By affirming that the 2021 IT Rules must be interpreted independently, the court has effectively carved out a new jurisprudential space for India’s digital governance.
The ruling also dismantled the notion that US jurisprudence is the gold standard for free speech. While Reno v. ACLU (1997) had been the cornerstone of internet freedom in the West, Justice Nagaprasanna pointed out that even American courts have since diluted Reno’s absolutism.
“Every sovereign nation regulates social media. India’s resolve likewise cannot be branded unlawful,” the court said, rejecting any attempt to impose American norms on India’s legal system.
The judgment was not just about corporate compliance but also about protecting vulnerable groups. Justice Nagaprasanna explicitly noted that regulation becomes non-negotiable in cases of offences against women, linking the right to dignity enshrined in the Constitution with the need to curb digital lawlessness. “Regulation is a must, more so in cases of offences against women, failing which the right to dignity as ordained in the Constitution gets railroaded,” the court observed.

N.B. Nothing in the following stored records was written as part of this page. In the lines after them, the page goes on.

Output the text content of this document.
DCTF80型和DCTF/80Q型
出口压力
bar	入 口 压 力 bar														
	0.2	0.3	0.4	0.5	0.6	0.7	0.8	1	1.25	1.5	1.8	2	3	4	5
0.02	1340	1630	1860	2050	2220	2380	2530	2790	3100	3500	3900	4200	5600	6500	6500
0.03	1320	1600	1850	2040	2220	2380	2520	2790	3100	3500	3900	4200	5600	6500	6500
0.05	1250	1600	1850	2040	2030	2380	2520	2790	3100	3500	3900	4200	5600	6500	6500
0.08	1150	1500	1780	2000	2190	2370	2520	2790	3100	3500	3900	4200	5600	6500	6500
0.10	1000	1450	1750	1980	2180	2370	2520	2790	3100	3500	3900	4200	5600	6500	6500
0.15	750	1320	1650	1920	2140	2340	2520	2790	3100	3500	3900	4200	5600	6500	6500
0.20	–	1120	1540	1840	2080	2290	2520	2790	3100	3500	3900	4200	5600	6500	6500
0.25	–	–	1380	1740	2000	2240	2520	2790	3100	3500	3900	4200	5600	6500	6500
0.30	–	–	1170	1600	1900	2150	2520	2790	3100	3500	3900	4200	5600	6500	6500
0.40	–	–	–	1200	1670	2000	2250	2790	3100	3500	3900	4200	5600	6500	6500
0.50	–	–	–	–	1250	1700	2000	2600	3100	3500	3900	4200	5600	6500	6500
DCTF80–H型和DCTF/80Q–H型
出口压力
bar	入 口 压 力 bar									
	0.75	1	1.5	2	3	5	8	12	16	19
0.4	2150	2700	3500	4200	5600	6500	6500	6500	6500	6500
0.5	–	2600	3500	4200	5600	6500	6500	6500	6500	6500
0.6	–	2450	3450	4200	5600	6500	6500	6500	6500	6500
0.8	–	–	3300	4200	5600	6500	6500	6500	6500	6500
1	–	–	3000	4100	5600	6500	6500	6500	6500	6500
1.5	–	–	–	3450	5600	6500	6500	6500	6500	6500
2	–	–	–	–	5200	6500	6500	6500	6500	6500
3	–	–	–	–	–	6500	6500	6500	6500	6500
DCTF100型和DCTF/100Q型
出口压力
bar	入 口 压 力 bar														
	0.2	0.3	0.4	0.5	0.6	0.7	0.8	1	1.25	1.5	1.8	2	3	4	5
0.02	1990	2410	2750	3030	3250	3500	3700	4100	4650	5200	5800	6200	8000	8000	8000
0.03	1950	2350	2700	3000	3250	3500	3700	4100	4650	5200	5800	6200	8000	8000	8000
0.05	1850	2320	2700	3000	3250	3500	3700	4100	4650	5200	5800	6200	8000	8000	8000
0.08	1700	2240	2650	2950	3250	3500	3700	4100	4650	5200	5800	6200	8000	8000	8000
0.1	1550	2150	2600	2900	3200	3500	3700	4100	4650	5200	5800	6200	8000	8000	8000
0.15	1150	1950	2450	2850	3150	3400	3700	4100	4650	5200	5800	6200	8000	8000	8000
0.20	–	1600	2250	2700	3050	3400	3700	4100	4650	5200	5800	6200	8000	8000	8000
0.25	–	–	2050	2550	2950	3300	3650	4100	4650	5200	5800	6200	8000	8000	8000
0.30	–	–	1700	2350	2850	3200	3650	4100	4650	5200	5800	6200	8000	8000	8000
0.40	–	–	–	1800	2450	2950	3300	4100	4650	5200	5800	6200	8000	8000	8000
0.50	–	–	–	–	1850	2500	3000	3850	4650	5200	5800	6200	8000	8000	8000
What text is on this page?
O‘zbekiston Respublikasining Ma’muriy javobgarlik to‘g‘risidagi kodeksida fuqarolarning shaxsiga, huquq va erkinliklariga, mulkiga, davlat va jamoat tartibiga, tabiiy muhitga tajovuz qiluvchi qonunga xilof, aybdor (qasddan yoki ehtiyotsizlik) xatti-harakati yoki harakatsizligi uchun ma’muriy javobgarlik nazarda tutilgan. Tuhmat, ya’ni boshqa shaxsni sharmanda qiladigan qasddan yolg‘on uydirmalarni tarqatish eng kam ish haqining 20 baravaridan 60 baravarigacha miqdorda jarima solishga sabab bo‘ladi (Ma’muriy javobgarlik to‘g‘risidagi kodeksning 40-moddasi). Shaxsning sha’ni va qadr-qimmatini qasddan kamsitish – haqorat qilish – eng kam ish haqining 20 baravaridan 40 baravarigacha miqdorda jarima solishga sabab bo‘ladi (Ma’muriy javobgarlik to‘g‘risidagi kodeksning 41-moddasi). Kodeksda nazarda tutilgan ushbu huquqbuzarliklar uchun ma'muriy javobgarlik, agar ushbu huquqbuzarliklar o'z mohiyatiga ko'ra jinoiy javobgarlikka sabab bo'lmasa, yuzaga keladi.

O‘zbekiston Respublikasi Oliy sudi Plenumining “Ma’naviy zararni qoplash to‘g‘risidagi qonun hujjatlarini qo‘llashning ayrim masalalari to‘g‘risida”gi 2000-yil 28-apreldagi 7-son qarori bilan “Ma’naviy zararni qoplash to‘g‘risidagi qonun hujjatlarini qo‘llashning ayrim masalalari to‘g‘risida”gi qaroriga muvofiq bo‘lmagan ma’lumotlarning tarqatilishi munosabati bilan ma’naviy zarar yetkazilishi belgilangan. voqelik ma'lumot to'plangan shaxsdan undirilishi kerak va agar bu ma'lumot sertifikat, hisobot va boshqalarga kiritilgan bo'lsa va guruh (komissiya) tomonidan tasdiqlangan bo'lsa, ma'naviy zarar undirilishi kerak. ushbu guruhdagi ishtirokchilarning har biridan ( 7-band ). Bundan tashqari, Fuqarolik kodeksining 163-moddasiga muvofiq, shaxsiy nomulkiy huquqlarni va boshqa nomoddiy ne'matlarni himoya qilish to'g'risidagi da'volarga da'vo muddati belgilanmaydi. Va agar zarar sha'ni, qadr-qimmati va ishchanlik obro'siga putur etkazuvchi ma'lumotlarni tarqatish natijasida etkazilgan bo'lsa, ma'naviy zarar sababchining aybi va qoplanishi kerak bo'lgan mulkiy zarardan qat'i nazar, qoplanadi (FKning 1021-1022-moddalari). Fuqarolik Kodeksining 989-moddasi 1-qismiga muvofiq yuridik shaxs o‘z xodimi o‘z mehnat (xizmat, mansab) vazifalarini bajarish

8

The Karnataka HC verdict has far-reaching consequences:
- Foreign corporations cannot invoke Indian fundamental rights to shield themselves from compliance.
- The 2021 IT Rules are valid and enforceable, independent of Shreya Singhal.
- Platforms must comply with Indian takedown orders, just as they comply with similar laws abroad.
- The Sahyog portal is legally valid and strengthens state capacity to fight cybercrime.
By firmly asserting that India’s legal and constitutional framework not Silicon Valley’s ideological biases will govern digital speech, the judgment sends a clear message: India’s marketplace is not a playground for global platforms to evade accountability.
In the West, especially after the Capitol Hill riots of 2021, platforms like X, Meta, and Google have tightened their content moderation to comply with domestic laws. Yet, when asked to follow Indian regulations, they often invoke “censorship” and mobilise international narratives about shrinking freedoms.